# [solved] framebuffer console problem in 2.6.31-r10 kernel

## m34n

Hello,

I've got a strange problem in 2.6.31-r10. I've installed this kernel on my desktop (cpu: x86_64, vga: ati x550) and couldn't deactivate the framebuffer consol. I tried lots of possibilities before (for example set off CONFIG_FRAMEBUFFER_CONSOL manually in .config, using alternate drivers [current is radeon], several boot options, xvidtune, ati catalist control center and many others I forget).

The position of the frambuffered terminal  is wrong (perhaps because of incorrect settings of vga mode? - I do not know) when I set the correct position of the desktop under X.

At first: I WANT to set off the framebuffer console. How can I do? (It's not possible in menuconfig.)

If it is not possible, please give a working way to set up the separated screen position under terminal and X.

Thanks all.

Regards,

m34n

P.s.: Use details when You answer, please.Last edited by m34n on Tue Apr 06, 2010 12:13 pm; edited 1 time in total

----------

## audiodef

You want to turn OFF framebuffer? If you do that, you won't be able to see anything until and if your graphical login manager starts (which is when Xorg takes over). I don't think you want that. 

Check out Pappy's Kernel Seeds at http://kernel-seeds.org and follow the instructions for setting up a config. Read the relevant sections about graphics drivers. 

Let us know how it turns out!   :Cool: 

----------

## Sadako

 *audiodef wrote:*   

> You want to turn OFF framebuffer? If you do that, you won't be able to see anything until and if your graphical login manager starts (which is when Xorg takes over).

 Um, no, that would only apply if you were to build your kernel without VGA console support...

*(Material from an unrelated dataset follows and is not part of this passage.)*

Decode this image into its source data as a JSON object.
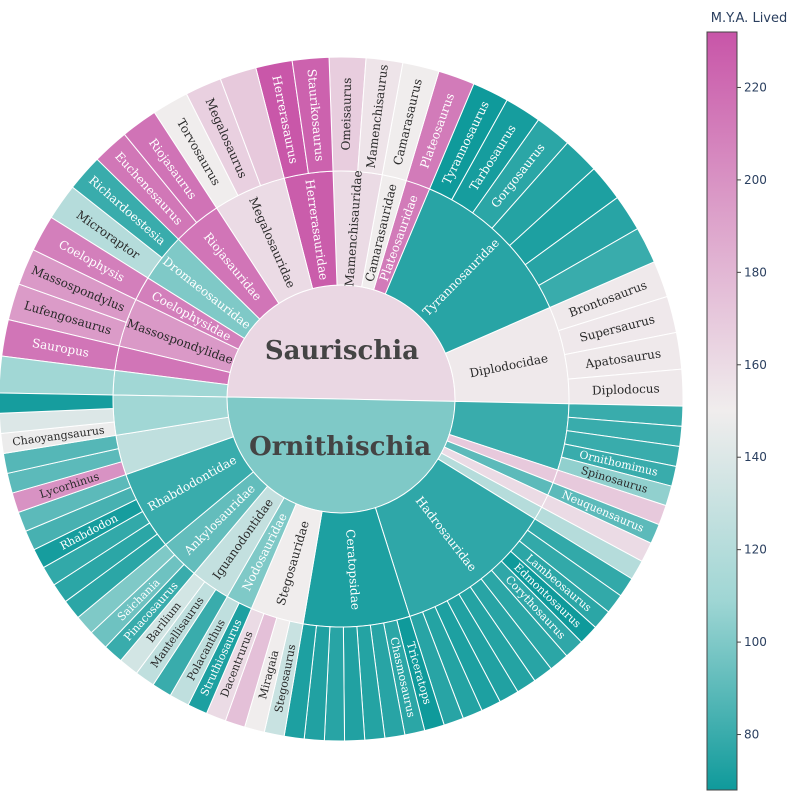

m34n: it might be best if you just posted your kernel config (or better yet a link to it), your kernel command line (/proc/cmdline), and maybe your lsmod output too.

----------

## m34n

 *audiodef wrote:*   

> You want to turn OFF framebuffer? If you do that, you won't be able to see anything until and if your graphical login manager starts (which is when Xorg takes over). I don't think you want that. 
> 
> Check out Pappy's Kernel Seeds at http://kernel-seeds.org and follow the instructions for setting up a config. Read the relevant sections about graphics drivers. 
> 
> Let us know how it turns out!  

 

Strange. Not the whole framebuffer, the CONFIG_FRAMEBUFFER_CONSOLE only. The link is also wrong.

----------

## m34n

 *Hopeless wrote:*   

>  *audiodef wrote:*   You want to turn OFF framebuffer? If you do that, you won't be able to see anything until and if your graphical login manager starts (which is when Xorg takes over). Um, no, that would only apply if you were to build your kernel without VGA console support...
> 
> m34n: it might be best if you just posted your kernel config (or better yet a link to it), your kernel command line (/proc/cmdline), and maybe your lsmod output too.

 

It was a bit difficult without flashplayer, but successed:

.config:

http://docs.google.com/Doc?docid=0AUc5RcNL32mdZGZyZnhnN2dfMGM1NHZjOWNn&hl=hu

my kernel command line is:

root=/dev/sda3 (if it is what you need)

and the output of lsmod:

http://docs.google.com/Doc?docid=0AUc5RcNL32mdZGZyZnhnN2dfMWZ3NzhrOWdy&hl=hu

----------

## Sadako

Okay, just had a quick look, you have a lot of things enabled which I suspect you don't need.

wrt this particular issue, you have 'CONFIG_FB_RADEON' enabled, which is the radeon framebuffer driver, and is completely unrelated and unnecessary to use the radeon drivers for x11.

Just disable that and all the other drivers under the framebuffer section in menuconfig, and to disable the framebuffer section completely you'll need to disable the the KMS option for intel's i915 (which is one of the things I suspect you don't need at all...).

----------

## m34n

 *Hopeless wrote:*   

> Okay, just had a quick look, you have a lot of things enabled which I suspect you don't need.
> 
> wrt this particular issue, you have 'CONFIG_FB_RADEON' enabled, which is the radeon framebuffer driver, and is completely unrelated and unnecessary to use the radeon drivers for x11.
> 
> Just disable that and all the other drivers under the framebuffer section in menuconfig, and to disable the framebuffer section completely you'll need to disable the the KMS option for intel's i915 (which is one of the things I suspect you don't need at all...).

 

emerge is running now, but after I will do it and publicate the results. //note: I've already downloded newest kernel from http://kernel.org/, maybe that will be the one//

----------

## m34n

 *Hopeless wrote:*   

> Okay, just had a quick look, you have a lot of things enabled which I suspect you don't need.
> 
> wrt this particular issue, you have 'CONFIG_FB_RADEON' enabled, which is the radeon framebuffer driver, and is completely unrelated and unnecessary to use the radeon drivers for x11.
> 
> Just disable that and all the other drivers under the framebuffer section in menuconfig, and to disable the framebuffer section completely you'll need to disable the the KMS option for intel's i915 (which is one of the things I suspect you don't need at all...).

 

It was the reason. Thanks.

----------